C’est Jeannot qu’a eu l’idée de la boîte de strip-tease. C’était pas
trop dans nos habitudes, mais vu qu’on avait un futur jeune remarié à
arroser, on s’est dit que c’était l’occasion, quand même, mais en chemin
Jeannot a regardé l’heure et il s’est barré en courant parce qu’il
devait être rentré avant sa femme sinon elle allait encore l’obliger à
dormir sur le tapis au pied du lit et il supportait plus ça, rapport à
son lumbago. Une sacrée drôle de bonne femme, la femme à Jeannot. Du
coup on a hésité un peu, mais comme on était déjà presque devant la
boîte, on y est allés quand même. A peine rentrés, on est tombés nez à
nichons avec une rombière opulente et Marco a piqué un fard quand elle
l’a appelé « mon joli » et il est reparti direct.
Et
c’est là qu’on l’a vue. Dans toute la fraîcheur et la légèreté de ses
vingt ans, et pas grand-chose de plus pour habiller sa nudité. Ah ça, il
avait pas menti, le Gégé, une vraie beauté, la donzelle ! Mais à la
voir comme ça secouer son joli fessier sous les yeux brillants de tout
ce que la ville comptait de vieux vicelards, on avait du mal à
l’imaginer en blanc à l’église le lendemain matin au bras de Gégé.
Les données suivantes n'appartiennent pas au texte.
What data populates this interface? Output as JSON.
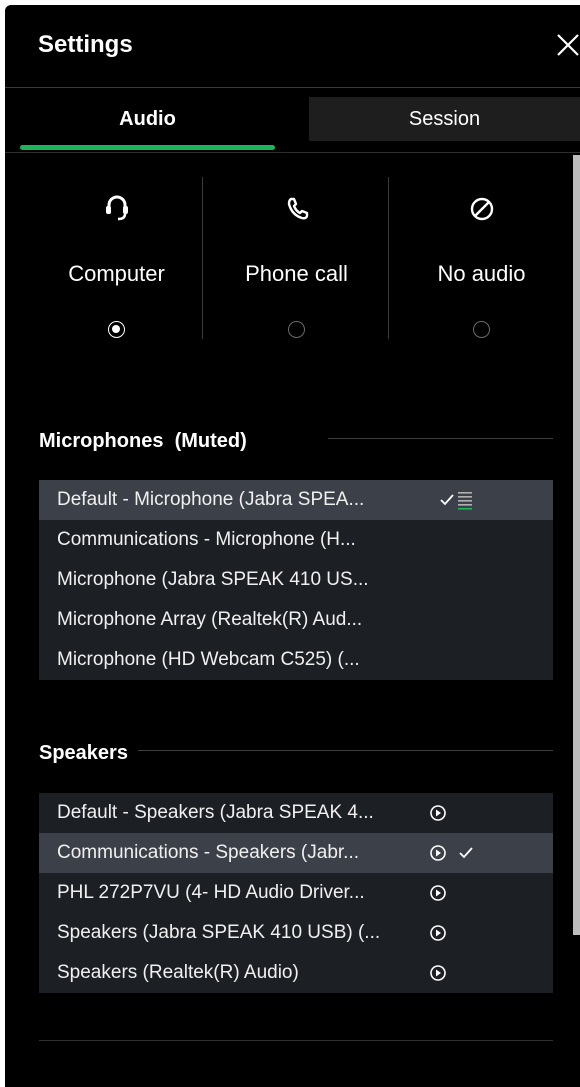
{
  "title": "Settings",
  "tabs": [
    {
      "label": "Audio",
      "active": true
    },
    {
      "label": "Session",
      "active": false
    }
  ],
  "audio_options": [
    {
      "label": "Computer",
      "icon": "headset-icon",
      "selected": true
    },
    {
      "label": "Phone call",
      "icon": "phone-icon",
      "selected": false
    },
    {
      "label": "No audio",
      "icon": "no-audio-icon",
      "selected": false
    }
  ],
  "microphones": {
    "title": "Microphones  (Muted)",
    "items": [
      {
        "label": "Default - Microphone (Jabra SPEA...",
        "selected": true,
        "checked": true,
        "level_meter": true
      },
      {
        "label": "Communications - Microphone (H...",
        "selected": false
      },
      {
        "label": "Microphone (Jabra SPEAK 410 US...",
        "selected": false
      },
      {
        "label": "Microphone Array (Realtek(R) Aud...",
        "selected": false
      },
      {
        "label": "Microphone (HD Webcam C525) (...",
        "selected": false
      }
    ]
  },
  "speakers": {
    "title": "Speakers",
    "items": [
      {
        "label": "Default - Speakers (Jabra SPEAK 4...",
        "selected": false,
        "checked": false
      },
      {
        "label": "Communications - Speakers (Jabr...",
        "selected": true,
        "checked": true
      },
      {
        "label": "PHL 272P7VU (4- HD Audio Driver...",
        "selected": false,
        "checked": false
      },
      {
        "label": "Speakers (Jabra SPEAK 410 USB) (...",
        "selected": false,
        "checked": false
      },
      {
        "label": "Speakers (Realtek(R) Audio)",
        "selected": false,
        "checked": false
      }
    ]
  },
  "colors": {
    "accent": "#1bb55c",
    "background": "#000000",
    "list_bg": "#1c1f24",
    "selected_bg": "#3c4149"
  }
}
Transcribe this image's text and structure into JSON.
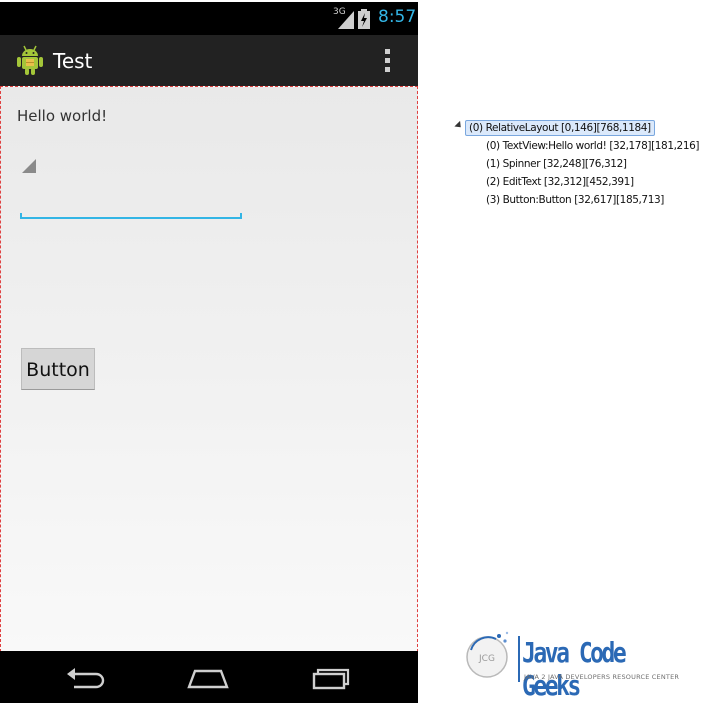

J’essayais de deviner comment serait la robe de mariée qui cacherait –
du moins je l’espérais – ses petits seins fermes et arrogants aux types
qui pour l’heure s’en pourléchaient avec envie, mais c’est à ce moment
là que je me suis aperçu que Gégé fondait sur elle comme une tornade, en
plus gros et plus énervé. Il était trop tard pour que j’intervienne et
de toute façon, le Gégé, quand il est comme ça, autant essayer d’arrêter
un TGV en soufflant dessus. Alors j’ai regardé la bouche de sa promise
s’arrondir sous l’effet de la surprise puis éclater sous l’effet du
premier coup avant que commence une bagarre générale.
Moi
je suis resté tranquille au bar et j’ai pris un verre en attendant que
la police finisse d’embarquer tout le monde, Gégé compris, et maintenant
je me retrouve tout seul comme un con alors que les douze coups de
minuit ont même pas encore sonné et que j’ai plus vraiment besoin d’être
raisonnable pour être en forme demain vu que la noce, à mon avis, y en
aura plus.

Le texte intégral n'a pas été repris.